Pontianak (Antaranews Kalbar) - Ketua Forum Relawan Kemanusiaan Pontianak (FRKP) Bruder Stephanus Paiman, yang mendampingi terdakwa Frantinus Nirigi, menilai sidang kasus dugaan candaan bom dalam pesawat Lion Air JT 687, di PN Mempawah, Kalbar, terkesan berat sebelah.
"Pada prinsipnya kami tidak ingin ada pihak yang 'masuk angin', karena dalam dua sidang terakhir ini ada yang janggal," kata Bruder Stephanus Paiman di Pontianak, Selasa.
Dalam sidang sebelumnya yang diselenggarakan pada Kamis (13/9/2018), jaksa menghadirkan saksi yaitu pilot yang berkebangsaan Rusia. Pada saat dilakukan BAP, pilot tersebut didampingi oleh penterjemah yang bersertifikat.
Namun, pada saat memberikan kesaksian, pilot tersebut didampingi oleh penterjemah yang tidak bersertifikat dan berasal dari orang Lion Air sendiri, sehingga hal itu sudah melanggar aturan.

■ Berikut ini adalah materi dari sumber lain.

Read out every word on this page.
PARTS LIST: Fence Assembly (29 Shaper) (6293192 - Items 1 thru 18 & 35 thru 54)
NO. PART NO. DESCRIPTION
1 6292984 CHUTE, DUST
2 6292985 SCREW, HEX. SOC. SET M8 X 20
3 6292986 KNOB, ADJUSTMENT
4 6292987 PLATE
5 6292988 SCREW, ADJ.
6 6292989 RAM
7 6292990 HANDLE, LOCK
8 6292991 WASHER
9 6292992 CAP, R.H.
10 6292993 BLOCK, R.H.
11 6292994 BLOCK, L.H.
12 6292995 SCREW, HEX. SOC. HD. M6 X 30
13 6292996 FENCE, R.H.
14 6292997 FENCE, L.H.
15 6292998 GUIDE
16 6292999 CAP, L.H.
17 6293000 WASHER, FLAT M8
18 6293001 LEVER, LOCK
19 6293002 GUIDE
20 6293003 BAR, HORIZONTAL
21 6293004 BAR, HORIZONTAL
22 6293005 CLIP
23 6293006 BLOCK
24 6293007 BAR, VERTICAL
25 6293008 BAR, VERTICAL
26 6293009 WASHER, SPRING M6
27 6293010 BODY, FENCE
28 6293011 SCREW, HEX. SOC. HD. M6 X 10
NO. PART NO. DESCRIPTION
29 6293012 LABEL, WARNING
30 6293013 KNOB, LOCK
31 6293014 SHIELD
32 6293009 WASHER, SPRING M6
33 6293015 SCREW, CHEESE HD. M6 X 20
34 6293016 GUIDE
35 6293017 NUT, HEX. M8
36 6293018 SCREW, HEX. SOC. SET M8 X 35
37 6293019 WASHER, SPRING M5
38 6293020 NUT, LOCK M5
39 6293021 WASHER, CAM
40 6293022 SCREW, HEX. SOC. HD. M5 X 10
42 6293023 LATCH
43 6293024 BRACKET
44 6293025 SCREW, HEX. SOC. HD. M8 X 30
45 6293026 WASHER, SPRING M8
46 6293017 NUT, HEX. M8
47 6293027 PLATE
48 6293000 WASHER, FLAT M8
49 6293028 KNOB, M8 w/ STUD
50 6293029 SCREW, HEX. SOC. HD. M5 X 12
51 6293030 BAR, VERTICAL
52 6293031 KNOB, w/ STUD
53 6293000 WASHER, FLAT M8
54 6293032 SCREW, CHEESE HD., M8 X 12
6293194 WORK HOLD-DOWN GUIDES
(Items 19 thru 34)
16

Selain itu penterjemah itu menambah dan mengurangi terjemahan, sehingga banyak yang terkesan mengada-ada, katanya.
Kemudian, menurut dia, pada saat kuasa hukum ingin menghadirkan saksi ahli, dimentahkan oleh hakim dengan alasan saksi dari JPU sudah banyak dan waktu penahanan sudah terlalu lama.
"Ketua majelis hakim juga mengatakan agar kuasa hukum lebih baik mempersiapkan banding atau kasasi, padahal tahapan sidang lainnya seperti pledoi, replik, duplik serta putusan belum ada. Artinya pernyataan ketua majelis ini kita sudah tahu bahwa Frans kalah dan siap-siap dihukum penjara," ujarnya.
Ia menambahkan, yang mengejutkan adalah pada saat kuasa hukum mengajukan agar menghadirkan saksi yang meringankan yang ada didalam BAP, majelis hakim menanyakan apakah kuasa hukum punya duit atau tidak.
"Ada hal yang ditabrak ketua majelis hakim, beliau bertanya kepada pengacara terdakwa, saudara punya duit tidak?. Pertanyaan ini karena pengacara terdakwa minta agar saksi yang di BAP harus dihadirkan," katanya.
Selain itu, harusnya saksi yang meringankan terdakwa atau saksi yang di BAP tersebut, wajib dihadirkan JPU, tetapi faktanya tidak dihadirkan, tetapi saksi yang hanya "katanya" dihadirkan jaksa dalam persidangan," kata Stephanus.
Sidang selanjutnya akan kembali digelar, Kamis (20/9/) mendatang dengan agenda mendengarkan keterangan dari saksi ahli.
Sebelumnya, sidang lanjutan kembali digelar di PN Mempawah, Senin (17/9) dengan agenda mendengarkan keterangan dari saksi yang dihadirkan oleh JPU, namun tidak, sehingga kesaksian pun hanya dibacakan oleh jaksa.
Sementara itu, Penasihat Hukum Frantinus Nirigi, Andel mengatakan saksi-saksi yang seharusnya bisa meringankan terdakwa, justru tidak dihadirkan oleh jaksa, yakni Linda, seorang penumpang yang duduk di sebelah Frantinus saat peristiwa tersebut terjadi.
Andel menambahkan, dalam keterangan yang terdapat di dalam BAP, saksi tersebut jelas menyebutkan bahwa terdakwa hanya menyebutkan "awas bu, ada tiga laptop" yang didengar oleh saksi bernama Linda tersebut.
Namun, menurut dia, saksi-saksi yang meringankan tersebut malah tidak dihadirkan, dan jaksa terkesan hanya menghadirkan saksi yang tidak sesuai dengan kompetensinya dalam memberikan kesaksian.
Jaksa Penuntut Umum, Rezkinil Jusar mengatakan, pihaknya bukan tidak mau menghadirkan saksi, karena dalam KUHAP adanya berita acara saksi didalam penyidikan itu sama kuatnya dengan berita acara sumpah dipersidangan.
Menurut dia, saksi Linda tidak dihadirkan, karena sudah sesuai dengan keterangan dalam BAP, sehingga yang dibacakan pun juga akan sama.